One of my favorite recent memories of my Pop B was a few summers ago. We sat quietly on the porch at the beach in Southern Shores. Just the two of us. He asked me about work. Trying to understand what I did, he listened and hummed and stared out in the ocean. Neither one of us said much, but didn’t need to. We were in our favorite place, a place that I’ve always loved because of him.
I always knew my Pop B was a special man. He was the doctor in a small town and growing up I remember thinking he was famous because everywhere we went, people seemed to know him. Maybe that's because it was a small town but I think it's more about the kind of man he was. The real impact that he had on that small town didn’t hit me until his death. The weekend of his funeral was spent busying ourselves around my grandparents’ home, in between meetings with visitors. Each one had a story of how my Pop B or “Dr. B” helped them. Many of them coming to tears when sharing their stories. We just listened. Took it in and said thank you.

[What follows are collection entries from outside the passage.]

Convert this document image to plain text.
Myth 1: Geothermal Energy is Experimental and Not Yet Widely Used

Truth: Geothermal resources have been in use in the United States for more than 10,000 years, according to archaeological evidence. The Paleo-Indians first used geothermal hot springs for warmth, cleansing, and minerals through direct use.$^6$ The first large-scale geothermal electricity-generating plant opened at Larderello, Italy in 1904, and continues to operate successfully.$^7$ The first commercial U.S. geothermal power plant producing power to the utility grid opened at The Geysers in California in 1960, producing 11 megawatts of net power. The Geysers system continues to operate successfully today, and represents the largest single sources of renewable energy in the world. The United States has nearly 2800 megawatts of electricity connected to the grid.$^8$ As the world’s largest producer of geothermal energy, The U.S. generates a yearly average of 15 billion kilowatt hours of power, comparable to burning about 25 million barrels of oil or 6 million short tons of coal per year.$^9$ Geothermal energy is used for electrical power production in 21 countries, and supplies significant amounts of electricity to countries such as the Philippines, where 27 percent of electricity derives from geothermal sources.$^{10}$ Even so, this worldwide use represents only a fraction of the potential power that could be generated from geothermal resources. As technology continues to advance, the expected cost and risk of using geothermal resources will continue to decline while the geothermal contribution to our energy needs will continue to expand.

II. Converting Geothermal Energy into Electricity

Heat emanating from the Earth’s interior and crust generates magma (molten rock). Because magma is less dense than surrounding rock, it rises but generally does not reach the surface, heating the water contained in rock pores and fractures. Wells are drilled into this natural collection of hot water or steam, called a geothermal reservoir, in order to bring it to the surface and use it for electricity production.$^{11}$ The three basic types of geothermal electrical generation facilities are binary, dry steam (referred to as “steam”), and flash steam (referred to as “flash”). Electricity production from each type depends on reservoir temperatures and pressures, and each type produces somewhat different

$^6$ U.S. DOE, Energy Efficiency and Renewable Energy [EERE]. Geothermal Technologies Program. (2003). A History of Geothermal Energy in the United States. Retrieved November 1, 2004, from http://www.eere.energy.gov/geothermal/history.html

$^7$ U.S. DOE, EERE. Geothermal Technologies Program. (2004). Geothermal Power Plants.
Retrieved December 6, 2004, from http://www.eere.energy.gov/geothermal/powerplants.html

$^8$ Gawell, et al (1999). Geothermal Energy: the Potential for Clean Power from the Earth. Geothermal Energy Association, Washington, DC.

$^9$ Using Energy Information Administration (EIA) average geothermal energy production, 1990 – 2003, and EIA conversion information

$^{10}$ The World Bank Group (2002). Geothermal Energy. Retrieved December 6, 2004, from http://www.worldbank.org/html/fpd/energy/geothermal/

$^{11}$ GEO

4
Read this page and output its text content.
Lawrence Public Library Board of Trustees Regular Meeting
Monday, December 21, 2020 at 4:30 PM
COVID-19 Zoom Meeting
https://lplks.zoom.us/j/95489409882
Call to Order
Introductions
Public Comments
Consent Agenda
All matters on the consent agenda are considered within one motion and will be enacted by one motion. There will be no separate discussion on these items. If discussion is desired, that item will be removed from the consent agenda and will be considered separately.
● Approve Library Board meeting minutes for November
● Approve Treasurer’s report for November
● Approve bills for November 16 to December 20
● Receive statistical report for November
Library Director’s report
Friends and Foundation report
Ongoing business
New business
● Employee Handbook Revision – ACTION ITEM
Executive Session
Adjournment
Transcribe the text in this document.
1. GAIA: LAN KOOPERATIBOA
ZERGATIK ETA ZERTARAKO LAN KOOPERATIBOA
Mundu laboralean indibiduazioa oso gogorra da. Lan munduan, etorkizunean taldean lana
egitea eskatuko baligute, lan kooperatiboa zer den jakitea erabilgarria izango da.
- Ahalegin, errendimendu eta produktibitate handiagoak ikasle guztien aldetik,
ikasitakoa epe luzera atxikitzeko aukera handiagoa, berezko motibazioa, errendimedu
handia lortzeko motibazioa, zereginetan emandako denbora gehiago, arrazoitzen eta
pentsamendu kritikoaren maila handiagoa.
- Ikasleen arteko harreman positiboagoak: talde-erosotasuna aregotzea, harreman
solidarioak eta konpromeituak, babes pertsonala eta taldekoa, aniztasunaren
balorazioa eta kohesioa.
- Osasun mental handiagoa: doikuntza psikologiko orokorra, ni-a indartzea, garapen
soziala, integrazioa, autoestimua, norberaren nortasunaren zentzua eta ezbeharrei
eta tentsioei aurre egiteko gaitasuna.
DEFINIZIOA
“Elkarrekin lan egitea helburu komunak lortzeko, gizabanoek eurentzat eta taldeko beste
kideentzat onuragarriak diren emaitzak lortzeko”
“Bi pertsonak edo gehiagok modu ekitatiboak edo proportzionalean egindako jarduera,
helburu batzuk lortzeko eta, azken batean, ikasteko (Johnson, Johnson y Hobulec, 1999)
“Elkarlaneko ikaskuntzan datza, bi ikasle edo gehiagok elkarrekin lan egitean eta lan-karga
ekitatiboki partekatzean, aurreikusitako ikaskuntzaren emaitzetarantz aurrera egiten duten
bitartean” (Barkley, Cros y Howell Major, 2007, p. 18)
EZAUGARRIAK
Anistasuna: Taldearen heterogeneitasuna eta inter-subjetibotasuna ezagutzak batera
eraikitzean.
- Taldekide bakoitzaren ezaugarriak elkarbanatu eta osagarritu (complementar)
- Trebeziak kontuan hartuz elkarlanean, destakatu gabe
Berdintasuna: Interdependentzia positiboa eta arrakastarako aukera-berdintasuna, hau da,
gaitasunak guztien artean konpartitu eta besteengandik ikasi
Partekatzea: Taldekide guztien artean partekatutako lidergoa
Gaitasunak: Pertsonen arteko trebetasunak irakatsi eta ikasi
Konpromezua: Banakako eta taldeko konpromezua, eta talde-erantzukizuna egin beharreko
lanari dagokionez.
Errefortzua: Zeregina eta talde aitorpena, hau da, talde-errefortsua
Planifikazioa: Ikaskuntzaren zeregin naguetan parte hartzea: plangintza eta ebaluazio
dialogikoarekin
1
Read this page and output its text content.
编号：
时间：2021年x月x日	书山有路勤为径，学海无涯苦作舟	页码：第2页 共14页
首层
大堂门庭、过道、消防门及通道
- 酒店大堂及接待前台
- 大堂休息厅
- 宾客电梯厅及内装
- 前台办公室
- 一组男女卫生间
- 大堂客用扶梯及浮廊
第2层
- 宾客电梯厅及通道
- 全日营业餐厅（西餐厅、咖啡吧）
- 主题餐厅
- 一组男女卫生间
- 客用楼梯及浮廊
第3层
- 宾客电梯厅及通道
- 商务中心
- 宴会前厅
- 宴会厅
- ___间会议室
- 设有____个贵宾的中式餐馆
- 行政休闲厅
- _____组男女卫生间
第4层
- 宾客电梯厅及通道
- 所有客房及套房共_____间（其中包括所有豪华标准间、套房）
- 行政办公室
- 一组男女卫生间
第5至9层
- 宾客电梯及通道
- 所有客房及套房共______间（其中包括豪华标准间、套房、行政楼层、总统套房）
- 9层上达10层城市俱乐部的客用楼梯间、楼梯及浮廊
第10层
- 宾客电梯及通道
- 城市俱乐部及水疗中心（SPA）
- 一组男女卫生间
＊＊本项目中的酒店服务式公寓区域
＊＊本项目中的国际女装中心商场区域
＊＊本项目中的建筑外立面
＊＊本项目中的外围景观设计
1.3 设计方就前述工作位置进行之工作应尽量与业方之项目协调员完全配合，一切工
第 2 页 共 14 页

I’ve never been good at saying goodbye. When he was dying, I had the chance to fly down and see him in the hospital. But, I couldn’t make myself. My parents, brother, uncles, aunts and cousins saw him but I couldn’t go. Though I visited with my grandmother at the hospital, I wanted to forever remember my Pop B the way I’d always known him - sitting in his chair in my grand parents’ living room.
He wears his shiny loafers with dark socks to his calves, shorts that show the whitest legs you’ve ever seen. Wrapped around him is his favorite yellow sweater. He turns to the door as I enter and stands to say, “Hey Meredith!” We hug. That’s how I remember him. Not sick, not hurting. Just sitting in his chair, nodding in and out of sleep, happy to have his family around him. That’s my Pop B.